Ergebnisse eines nach dem Leichenfund durchgeführten Schnelltests des Wiener Departments für Gerichtsmedizin, bei dem noch Hinweise auf Barbiturate gefunden worden waren, bestätigen sich im aktuellen Gutachten hingegen nicht. Die Derivate der Barbitursäure sind als Betäubungsmittel einsetzbar. Diese Substanzklasse ist in Österreich als Medikament fast gänzlich verboten.

Manfred Ainedter, der langjährige Rechtsbeistand Alijews, findet es nun "aufklärungsbedürftig, dass im toxikologischen Gutachten kein Bezug zu dem Schnelltest genommen wird". Abgesehen davon fordert Ainedter im Hinblick auf den nunmehr erbrachten Nachweis von zwei unterschiedlichen Schlafmitteln weitere Untersuchungen. Denn der Sachverständige hat in seiner Expertise darauf hinweist, dass sich Zolpidem und Bromazepam in ihrer Wirkung "gegenseitig verstärken".

Es sei unabdingbar, jetzt auch das asservierte Leber-, Lungen-, Nieren- und Fettgewebe, den Mageninhalt und die Haare genauestens zu untersuchen, um die Todesursache zweifelsfrei zu klären, verlangte Ainedter.

Zweifel an Selbstmord-Theorie

Alijew wurde am 24. Februar dieses Jahres in der Früh erhängt in der Nasszelle seines Haftraums auf der Krankenstation der Justizanstalt Josefstadt gefunden. Die Obduktion schloss Fremdverschulden aus und sprach von Suizid. Alijews Rechtsvertreter bezweifelten dies jedoch stets. Kurz vor dem Tod hatten sich Berichte über angebliche Drohungen gegen Alijew gehäuft, nur Stunden nach seinem Tod hätte der Ex-Diplomat vor Gericht gegen zwei ehemalige Mithäftlinge aussagen sollen, die ihn erpresst haben sollen.

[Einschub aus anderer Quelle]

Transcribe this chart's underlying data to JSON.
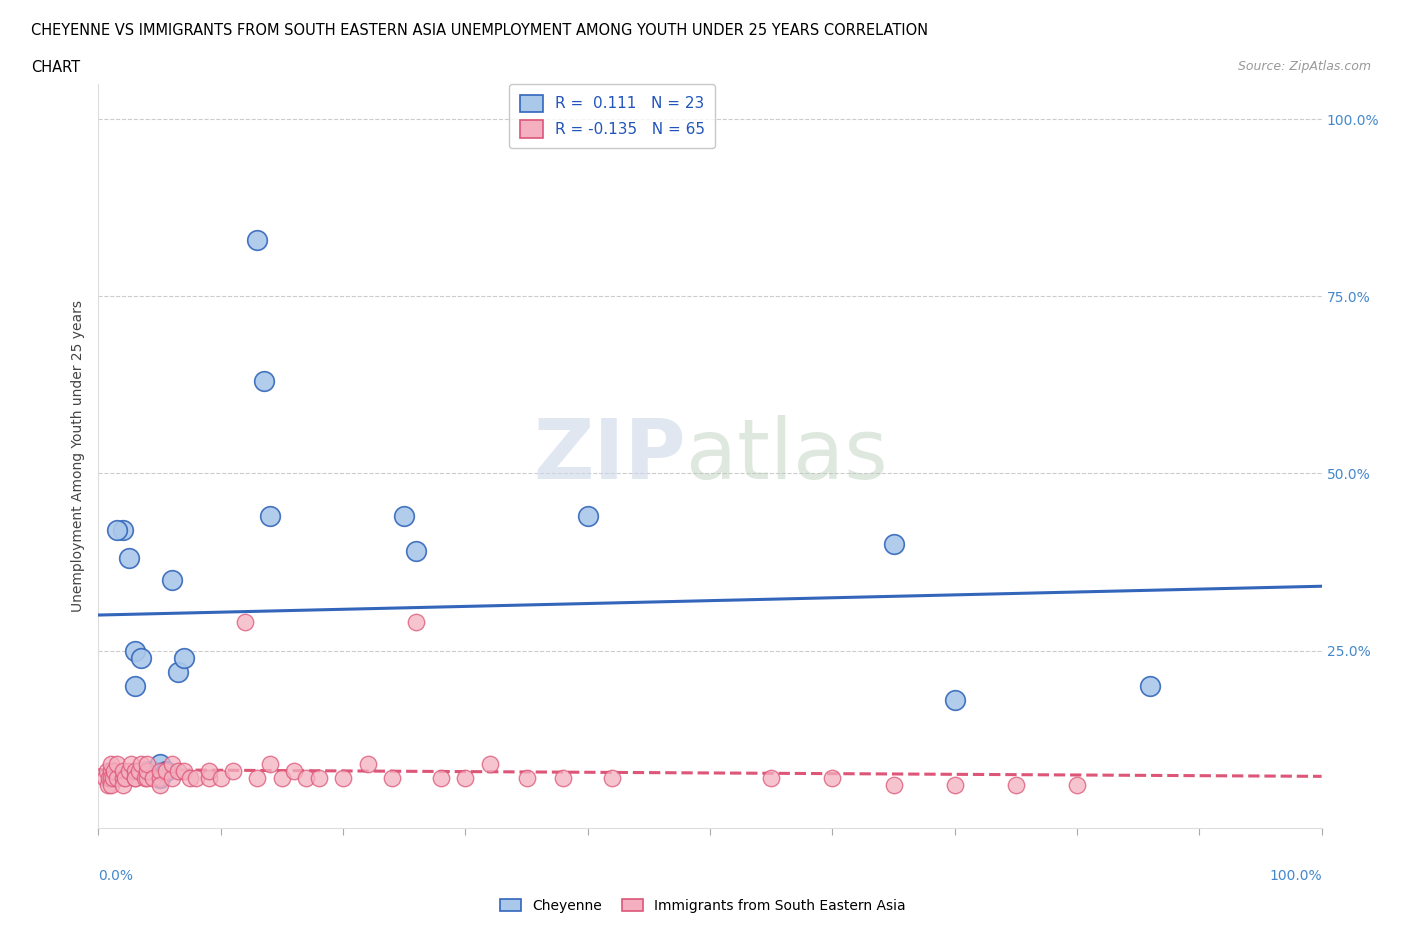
{
  "title_line1": "CHEYENNE VS IMMIGRANTS FROM SOUTH EASTERN ASIA UNEMPLOYMENT AMONG YOUTH UNDER 25 YEARS CORRELATION",
  "title_line2": "CHART",
  "source_text": "Source: ZipAtlas.com",
  "ylabel": "Unemployment Among Youth under 25 years",
  "cheyenne_R": 0.111,
  "cheyenne_N": 23,
  "immigrant_R": -0.135,
  "immigrant_N": 65,
  "cheyenne_color": "#aac8ea",
  "immigrant_color": "#f4b0c0",
  "cheyenne_line_color": "#3366bb",
  "immigrant_line_color": "#dd5577",
  "ytick_values": [
    0.25,
    0.5,
    0.75,
    1.0
  ],
  "ytick_labels": [
    "25.0%",
    "50.0%",
    "75.0%",
    "100.0%"
  ],
  "cheyenne_x": [
    0.02,
    0.025,
    0.03,
    0.035,
    0.04,
    0.045,
    0.05,
    0.05,
    0.055,
    0.06,
    0.065,
    0.07,
    0.13,
    0.135,
    0.14,
    0.25,
    0.26,
    0.4,
    0.65,
    0.7,
    0.86,
    0.015,
    0.03
  ],
  "cheyenne_y": [
    0.42,
    0.38,
    0.25,
    0.24,
    0.08,
    0.08,
    0.07,
    0.09,
    0.08,
    0.35,
    0.22,
    0.24,
    0.83,
    0.63,
    0.44,
    0.44,
    0.39,
    0.44,
    0.4,
    0.18,
    0.2,
    0.42,
    0.2
  ],
  "immigrant_x": [
    0.005,
    0.007,
    0.008,
    0.009,
    0.01,
    0.01,
    0.01,
    0.01,
    0.012,
    0.013,
    0.015,
    0.015,
    0.02,
    0.02,
    0.02,
    0.022,
    0.025,
    0.027,
    0.03,
    0.03,
    0.03,
    0.033,
    0.035,
    0.038,
    0.04,
    0.04,
    0.04,
    0.045,
    0.05,
    0.05,
    0.05,
    0.055,
    0.06,
    0.06,
    0.065,
    0.07,
    0.075,
    0.08,
    0.09,
    0.09,
    0.1,
    0.11,
    0.12,
    0.13,
    0.14,
    0.15,
    0.16,
    0.17,
    0.18,
    0.2,
    0.22,
    0.24,
    0.26,
    0.28,
    0.3,
    0.32,
    0.35,
    0.38,
    0.42,
    0.55,
    0.6,
    0.65,
    0.7,
    0.75,
    0.8
  ],
  "immigrant_y": [
    0.07,
    0.08,
    0.06,
    0.07,
    0.08,
    0.07,
    0.09,
    0.06,
    0.07,
    0.08,
    0.07,
    0.09,
    0.07,
    0.08,
    0.06,
    0.07,
    0.08,
    0.09,
    0.07,
    0.08,
    0.07,
    0.08,
    0.09,
    0.07,
    0.07,
    0.08,
    0.09,
    0.07,
    0.07,
    0.08,
    0.06,
    0.08,
    0.07,
    0.09,
    0.08,
    0.08,
    0.07,
    0.07,
    0.07,
    0.08,
    0.07,
    0.08,
    0.29,
    0.07,
    0.09,
    0.07,
    0.08,
    0.07,
    0.07,
    0.07,
    0.09,
    0.07,
    0.29,
    0.07,
    0.07,
    0.09,
    0.07,
    0.07,
    0.07,
    0.07,
    0.07,
    0.06,
    0.06,
    0.06,
    0.06
  ]
}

Der Fall Alijew beschäftigt Justiz und Politik seit Jahren: Alijew ist der ehemalige Schwiegersohn des kasachischen Präsidenten Nursultan Nasarbajew, bei dem er wegen eines angeblichen Putschversuches in Ungnade fiel. In einem Fall um zwei ermordete Banker wurde Alijew (zwischenzeitlich: Shoraz) 2008 in Kasachstan in Abwesenheit bereits zu 20 Jahren Haft verurteilt. Ein Militärgericht verhängte zudem gegen ihn und den ehemaligen Chef des kasachischen Geheimdienstes, Alnur Mussajew, wegen Planung eines Staatsstreichs ebenfalls eine Strafe von 20 Jahren.

Eine Auslieferung nach Kasachstan wurde wegen der dortigen Menschenrechtslage abgelehnt. In Österreich ermittelt die Justiz seit 2011 in dem Fall, nachdem auf dem Gelände der ehemaligen Firma Alijews in Kasachstan die Leichen der beiden verschwundenen Nurbank-Manager gefunden wurden. Seiner Verhaftung in Österreich entging Alijew zeitweilig durch Flucht nach Malta, erst im Juni vergangenen Jahres stellte er sich. Ende Dezember wurde gegen Alijew Anklage wegen Doppelmordes erhoben. Der Prozess gegen seine mutmaßlichen Komplizen hat wenige Wochen nach Alijews Tod in Wien begonnen und läuft noch.